Le chef de l’État a annoncé qu’une cellule d’instruction serait créée pour adapter les directives communautaires et piloter l’intégration des DOM depuis Bruxelles. Quand envisagez-vous de mettre en place cette structure ? Il doit s’agir non pas d’un fonctionnaire, mais d’une véritable structure en liaison avec les élus issus de la représentation nationale. Les présidents des conseils généraux ou régionaux, par exemple, doivent en être les hôtes réguliers, parce que de l’adaptation des directives communautaires naîtra une nouvelle dynamique pour le développement de l’outre-mer. Cette adaptation, qui a d’ailleurs été soulignée par mes collègues Serge Larcher et Eric Doligé, est non pas une nécessité, mais une obligation, afin que l’outre-mer devienne une chance pour l’Europe, ce qui n’est pas rien !
Par ailleurs, la fracture numérique est aussi une tare de notre économie coloniale. À chaque fois qu’un secteur se développe, surgissent monopoles, oligopoles, ententes illicites, et nous voilà asphyxiés ! Le triple play coûte 29 euros en métropole ; le chef de l’État a dit vouloir l’étendre outre-mer aux familles pauvres. Moi aussi ! Tout le monde ici est d’ailleurs d’accord, mais que fait-on, madame la ministre ? Il faut casser les ententes illicites, car, demain, il sera trop tard.
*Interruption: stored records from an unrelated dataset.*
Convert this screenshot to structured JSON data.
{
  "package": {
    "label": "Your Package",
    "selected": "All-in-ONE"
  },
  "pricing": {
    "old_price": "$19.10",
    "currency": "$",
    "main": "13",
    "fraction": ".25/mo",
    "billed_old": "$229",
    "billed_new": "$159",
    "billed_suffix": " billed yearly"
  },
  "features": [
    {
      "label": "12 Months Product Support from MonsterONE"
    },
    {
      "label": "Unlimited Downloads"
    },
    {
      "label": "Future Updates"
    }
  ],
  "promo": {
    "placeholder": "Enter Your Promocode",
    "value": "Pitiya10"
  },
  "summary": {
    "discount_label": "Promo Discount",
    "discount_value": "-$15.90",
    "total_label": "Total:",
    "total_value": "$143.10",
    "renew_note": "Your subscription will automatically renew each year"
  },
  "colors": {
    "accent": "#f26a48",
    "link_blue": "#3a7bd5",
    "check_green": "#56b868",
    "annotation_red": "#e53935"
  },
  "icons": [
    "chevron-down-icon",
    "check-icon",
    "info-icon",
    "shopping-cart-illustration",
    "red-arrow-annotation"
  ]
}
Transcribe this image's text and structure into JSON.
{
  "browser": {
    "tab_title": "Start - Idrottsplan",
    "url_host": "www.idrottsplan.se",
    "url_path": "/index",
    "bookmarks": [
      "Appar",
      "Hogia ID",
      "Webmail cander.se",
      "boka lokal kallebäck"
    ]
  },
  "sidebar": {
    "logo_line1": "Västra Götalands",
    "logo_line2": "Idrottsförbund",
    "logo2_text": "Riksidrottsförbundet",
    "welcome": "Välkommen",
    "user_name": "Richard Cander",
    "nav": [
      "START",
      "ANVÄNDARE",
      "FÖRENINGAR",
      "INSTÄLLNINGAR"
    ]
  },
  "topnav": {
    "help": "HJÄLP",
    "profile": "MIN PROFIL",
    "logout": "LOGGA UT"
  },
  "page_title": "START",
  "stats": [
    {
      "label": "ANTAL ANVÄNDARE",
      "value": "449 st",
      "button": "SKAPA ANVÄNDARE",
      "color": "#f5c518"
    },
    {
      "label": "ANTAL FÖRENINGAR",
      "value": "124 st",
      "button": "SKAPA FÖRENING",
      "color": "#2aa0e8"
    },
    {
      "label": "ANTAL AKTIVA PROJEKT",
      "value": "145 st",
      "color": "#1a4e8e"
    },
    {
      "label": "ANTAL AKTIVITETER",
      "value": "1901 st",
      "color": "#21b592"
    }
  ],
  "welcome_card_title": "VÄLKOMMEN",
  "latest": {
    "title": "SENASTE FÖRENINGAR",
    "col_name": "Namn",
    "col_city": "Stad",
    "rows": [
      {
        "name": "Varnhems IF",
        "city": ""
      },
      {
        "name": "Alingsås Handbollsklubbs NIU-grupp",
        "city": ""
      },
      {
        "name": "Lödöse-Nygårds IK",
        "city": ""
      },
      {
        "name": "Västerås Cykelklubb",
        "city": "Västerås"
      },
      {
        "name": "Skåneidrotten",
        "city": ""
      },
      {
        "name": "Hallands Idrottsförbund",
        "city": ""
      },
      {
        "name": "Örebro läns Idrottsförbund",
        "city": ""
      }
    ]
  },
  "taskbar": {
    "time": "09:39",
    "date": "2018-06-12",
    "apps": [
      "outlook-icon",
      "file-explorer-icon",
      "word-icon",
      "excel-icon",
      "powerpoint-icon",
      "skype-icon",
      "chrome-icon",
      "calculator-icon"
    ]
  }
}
S’agissant du développement endogène, un commissaire par DOM sera nommé. Mais je me demande s’il ne faudrait pas créer une cellule de coordination auprès de vos services, à laquelle les parlementaires pourraient s’adresser pour booster l’opération et faire en sorte que les souhaits deviennent réalité.
Enfin, lors du conseil interministériel de l’outre-mer, a été décidée la création du Fonds d’investissement de proximité, le FIP, défiscalisé à 50 % et destiné à financer les PME innovantes. J’aimerais bien que cette décision soit concrétisée par un amendement que vous pourriez déposer à l’occasion de la loi de finances rectificative que nous examinerons prochainement.
J’étais présent lorsque cet engagement a été pris à l’Élysée ; je l’ai donc noté comme tout le monde. Mon collègue Georges Patient et moi travaillions hier encore sur cette question. Nous permettre de bénéficier de l’intervention du FIP pour l’exercice 2010 serait faire œuvre utile, car cela permettrait de développer l’économie de l’outre-mer, en particulier les secteurs innovants, qui ont besoin de sang neuf, c’est-à-dire d’argent frais, à l’actif de leur bilan.
J’en viens à ma conclusion.
Ma collègue Anne-Marie Payet, à juste titre, a fait voter un amendement concernant les débits de tabac dans les galeries marchandes des supermarchés.
Mme Anne-Marie Payet, rapporteur pour avis. Il n’y en a pas beaucoup !
M. Jean-Paul Virapoullé. À mon avis, on a eu la main un peu trop lourde, car on a interdit de délivrer une nouvelle licence aux débits de tabac qui sont présents dans les grandes surfaces. Si cet amendement est appliqué brutalement, les pères et les mères de famille qui y vendent des cigarettes vont devoir fermer leur entreprise et donc licencier.
À l’avenir, il ne faudra pas installer de nouveaux débits de tabac dans les galeries marchandes des grandes surfaces.
Mme Anne-Marie Payet, rapporteur pour avis. Ils sont seulement quelques-uns !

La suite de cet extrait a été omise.